The cause of the fire was still under investigation as of Wednesday afternoon.

In addition to Winlock, Toledo, Napavine and Riverside crews, firefighters from District 7 in Vader, District 6 in Chehalis/Adna and the Chehalis Fire Department responded.

Mutual aid was also offered by District 1 in Onalaska and District 13 in Boistfort but ultimately wasn’t needed.

Additionally, the Winlock Police Department, the Lewis County Sheriff’s Office and Lewis County Emergency Management responded to help manage the scene.

“I think it basically went as well as could be expected,” Svenson said. “It’s an unfortunate situation, being one of our historic buildings.”

According to a Facebook post from the Winlock Historical Museum made earlier this year, the Winlock Haunted Hostel was previously “Warne’s Drug Store,” and had a soda fountain inside the corner door. Later, there was a beauty shop in the back of the building. There was also a computer repair shop then an antique shop. In other posts about the building, signs had previously been seen in the windows advertising monthly leases.

“The building had a bad rap, but there were good people in there,” a relative of someone evacuated from the Haunted Hostel told The Chronicle.

Fire and law enforcement personnel were not allowing anyone inside the building as of Wednesday morning due to the instability of the structure, said Underdahl.

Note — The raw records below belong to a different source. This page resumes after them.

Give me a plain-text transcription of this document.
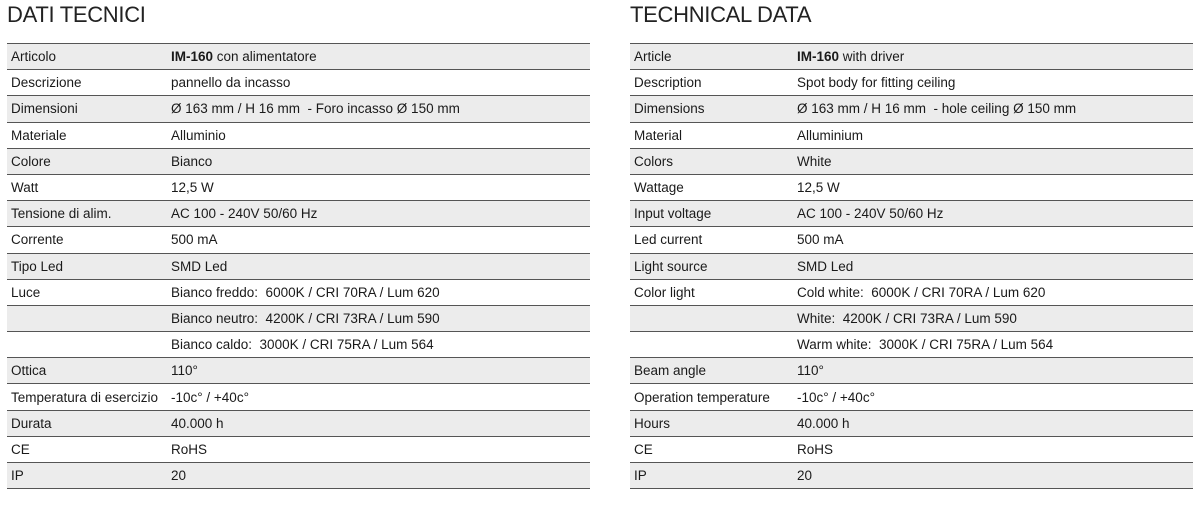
DATI TECNICI
Articolo	IM-160 con alimentatore
Descrizione	pannello da incasso
Dimensioni	Ø 163 mm / H 16 mm  - Foro incasso Ø 150 mm
Materiale	Alluminio
Colore	Bianco
Watt	12,5 W
Tensione di alim.	AC 100 - 240V 50/60 Hz
Corrente	500 mA
Tipo Led	SMD Led
Luce	Bianco freddo:  6000K / CRI 70RA / Lum 620
Bianco neutro:  4200K / CRI 73RA / Lum 590
Bianco caldo:  3000K / CRI 75RA / Lum 564
Ottica	110°
Temperatura di esercizio -10c° / +40c°
Durata	40.000 h
CE	RoHS
IP	20
TECHNICAL DATA
Article	IM-160 with driver
Description	Spot body for fitting ceiling
Dimensions	Ø 163 mm / H 16 mm  - hole ceiling Ø 150 mm
Material	Alluminium
Colors	White
Wattage	12,5 W
Input voltage	AC 100 - 240V 50/60 Hz
Led current	500 mA
Light source	SMD Led
Color light	Cold white:  6000K / CRI 70RA / Lum 620
White:  4200K / CRI 73RA / Lum 590
Warm white:  3000K / CRI 75RA / Lum 564
Beam angle	110°
Operation temperature	-10c° / +40c°
Hours	40.000 h
CE	RoHS
IP	20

Svenson said he has been in contact with a demolition company to safely tear what remains of the building down as soon as possible.

“I have to get that building on the ground immediately, like, it needs to be done right now,” he said. “We're working on getting that done legally, because it is a massive safety concern, being a block building like that and having a bunch of it already on the ground.”

Access to downtown Winlock was still significantly limited as of Wednesday morning.

Authorities advised people to avoid the area until further notice.